En efecto, cuando el mayor Rodman fundió su
cañón de ciento sesenta mil libras, el hierro
tardó en enfriarse más de quince días.
¿Cuánto tiempo, pues, el monstruoso Columbiad, coronado
de torbellinos de vapor y defendido por su calor intenso, iba a
ocultarse a las investigaciones de sus admiradores? Difícil era
calcularlo.
Durante este tiempo la impaciencia de los miembros del
Gun-Club pasó por una dura prueba. Pero fuerza era esperar, y
más de una vez la curiosidad y el entusiasmo expusieron a J. T.
Maston a asarse vivo. Quince días después de verificada
la fundición, subía aún al cielo un inmenso
penacho de humo, y el suelo abrasaba los pies en un radio de doscientos
pasos alrededor de la cima de Stone Hill.
Pasaron días y días, semanas y semanas.
No había medio de enfriar el inmenso cilindro, al cual era
imposible acercarse. Preciso era aguardar, y los miembros del Gun-Club
tascaban su freno.
-Nos hallamos ya a 10 de agosto -dijo una
mañana J. T. Maston-. ¡Faltan apenas cuatro meses para
llegar al primero de diciembre, y aún tenemos que sacar el molde
interior, formar el ánima de la pieza y cargar el Columbiad!

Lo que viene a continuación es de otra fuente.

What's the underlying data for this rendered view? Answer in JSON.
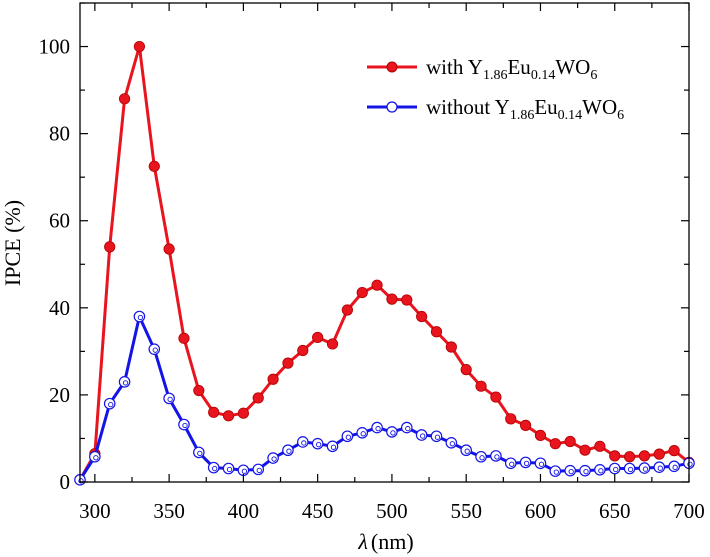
{
  "chart_data": {
    "type": "line",
    "xlabel": {
      "symbol": "λ",
      "unit": "(nm)"
    },
    "ylabel": "IPCE (%)",
    "xlim": [
      290,
      700
    ],
    "ylim": [
      0,
      110
    ],
    "xticks": [
      300,
      350,
      400,
      450,
      500,
      550,
      600,
      650,
      700
    ],
    "yticks": [
      0,
      20,
      40,
      60,
      80,
      100
    ],
    "grid": false,
    "legend_position": "top-right",
    "series": [
      {
        "name": "with Y1.86Eu0.14WO6",
        "legend": {
          "prefix": "with Y",
          "sub1": "1.86",
          "mid": "Eu",
          "sub2": "0.14",
          "suffix": "WO",
          "sub3": "6"
        },
        "color": "#e8141e",
        "marker": "filled-circle",
        "x": [
          290,
          300,
          310,
          320,
          330,
          340,
          350,
          360,
          370,
          380,
          390,
          400,
          410,
          420,
          430,
          440,
          450,
          460,
          470,
          480,
          490,
          500,
          510,
          520,
          530,
          540,
          550,
          560,
          570,
          580,
          590,
          600,
          610,
          620,
          630,
          640,
          650,
          660,
          670,
          680,
          690,
          700
        ],
        "values": [
          0.5,
          6.5,
          54,
          88,
          100,
          72.5,
          53.5,
          33,
          21,
          16,
          15.2,
          15.8,
          19.3,
          23.6,
          27.3,
          30.2,
          33.2,
          31.7,
          39.5,
          43.5,
          45.2,
          42,
          41.8,
          38,
          34.5,
          31,
          25.8,
          22,
          19.5,
          14.5,
          13,
          10.7,
          8.8,
          9.3,
          7.3,
          8.2,
          6,
          5.8,
          6,
          6.4,
          7.2,
          4.5
        ]
      },
      {
        "name": "without Y1.86Eu0.14WO6",
        "legend": {
          "prefix": "without Y",
          "sub1": "1.86",
          "mid": "Eu",
          "sub2": "0.14",
          "suffix": "WO",
          "sub3": "6"
        },
        "color": "#1414e6",
        "marker": "open-circle",
        "x": [
          290,
          300,
          310,
          320,
          330,
          340,
          350,
          360,
          370,
          380,
          390,
          400,
          410,
          420,
          430,
          440,
          450,
          460,
          470,
          480,
          490,
          500,
          510,
          520,
          530,
          540,
          550,
          560,
          570,
          580,
          590,
          600,
          610,
          620,
          630,
          640,
          650,
          660,
          670,
          680,
          690,
          700
        ],
        "values": [
          0.5,
          5.8,
          18,
          23,
          38,
          30.5,
          19.2,
          13.2,
          6.8,
          3.3,
          3.1,
          2.7,
          2.9,
          5.5,
          7.3,
          9.2,
          8.8,
          8.2,
          10.5,
          11.3,
          12.5,
          11.5,
          12.5,
          10.8,
          10.5,
          9,
          7.3,
          5.8,
          6,
          4.3,
          4.5,
          4.3,
          2.5,
          2.6,
          2.6,
          2.8,
          3.1,
          3.1,
          3.2,
          3.4,
          3.6,
          4.3
        ]
      }
    ]
  }
}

¿Tendremos tiempo? ¡Ni siquiera podemos acercarnos al
cañón! ¿No se enfriará nunca?
¡Sería un chasco horrible!
En vano se trataba de calmar la impaciencia del
secretario; Barbicane no despegaba los labios, pero su silencio
ocultaba una sorda irritación. Verse absolutamente detenido por
un obstáculo del cual sólo podía triunfar el
tiempo, enemigo temible en aquellas circunstancias, y hallarse a
discreción suya, era duro para un hombre de guerra.

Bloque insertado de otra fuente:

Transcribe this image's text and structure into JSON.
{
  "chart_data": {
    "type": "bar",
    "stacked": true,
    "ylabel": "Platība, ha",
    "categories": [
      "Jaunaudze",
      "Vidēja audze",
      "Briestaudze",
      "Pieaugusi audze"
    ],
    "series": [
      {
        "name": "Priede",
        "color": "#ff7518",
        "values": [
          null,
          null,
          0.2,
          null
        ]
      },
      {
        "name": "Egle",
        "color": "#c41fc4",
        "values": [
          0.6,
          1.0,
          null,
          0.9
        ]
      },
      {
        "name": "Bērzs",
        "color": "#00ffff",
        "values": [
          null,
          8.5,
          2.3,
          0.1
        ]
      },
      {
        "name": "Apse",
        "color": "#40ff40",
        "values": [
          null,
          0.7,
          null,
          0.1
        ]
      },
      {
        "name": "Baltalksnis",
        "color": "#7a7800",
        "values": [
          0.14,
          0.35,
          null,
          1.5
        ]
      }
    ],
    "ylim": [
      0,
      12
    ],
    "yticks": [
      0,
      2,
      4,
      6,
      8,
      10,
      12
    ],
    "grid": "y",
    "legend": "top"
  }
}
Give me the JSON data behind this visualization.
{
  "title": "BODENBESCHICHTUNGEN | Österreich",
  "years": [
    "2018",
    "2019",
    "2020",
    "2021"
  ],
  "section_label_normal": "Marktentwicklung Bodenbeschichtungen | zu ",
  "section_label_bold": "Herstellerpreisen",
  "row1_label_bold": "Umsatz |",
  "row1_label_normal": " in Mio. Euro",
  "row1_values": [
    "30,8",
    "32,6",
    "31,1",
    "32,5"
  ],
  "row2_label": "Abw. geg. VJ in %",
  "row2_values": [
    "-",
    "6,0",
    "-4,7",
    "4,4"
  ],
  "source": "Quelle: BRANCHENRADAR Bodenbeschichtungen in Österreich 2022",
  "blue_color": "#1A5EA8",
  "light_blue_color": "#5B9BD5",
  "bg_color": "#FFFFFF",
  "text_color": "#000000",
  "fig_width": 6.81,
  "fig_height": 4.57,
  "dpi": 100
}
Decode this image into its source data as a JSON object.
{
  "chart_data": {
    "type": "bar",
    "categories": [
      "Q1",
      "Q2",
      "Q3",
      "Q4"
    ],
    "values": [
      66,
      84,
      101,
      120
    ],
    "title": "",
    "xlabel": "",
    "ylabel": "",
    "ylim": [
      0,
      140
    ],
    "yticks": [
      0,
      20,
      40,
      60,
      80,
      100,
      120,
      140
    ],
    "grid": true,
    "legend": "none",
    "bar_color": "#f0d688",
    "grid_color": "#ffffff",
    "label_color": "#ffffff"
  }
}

Sin embargo, observaciones diarias permitieron
comprobar modificaciones en el estado del terreno. Hacia el 15 de
agosto, la intensidad y densidad de los vapores había disminuido
notablemente. Algunos días después, la tierra no exhalaba
más que un ligero vaho, último soplo del monstruo
encerrado en su ataúd de piedra. Poco a poco se apaciguaron las
convulsiones del terreno, y se circunscribió el círculo
de calórico; los espectadores más impacientes se
acercaron, ganando un día dos toesas, el otro cuatro, y el 22 de
agosto, Barbicane, sus colegas y el ingeniero pudieron llegar a la masa
de hierro colado que asomaba al nivel de la cima de Stone Hill, sitio
sin duda muy higiénico, en que no estaba aún permitido
tener frío en los pies.
-¡Por fin! -exclamó el presidente del
Gun-Club con un inmenso suspiro de satisfacción.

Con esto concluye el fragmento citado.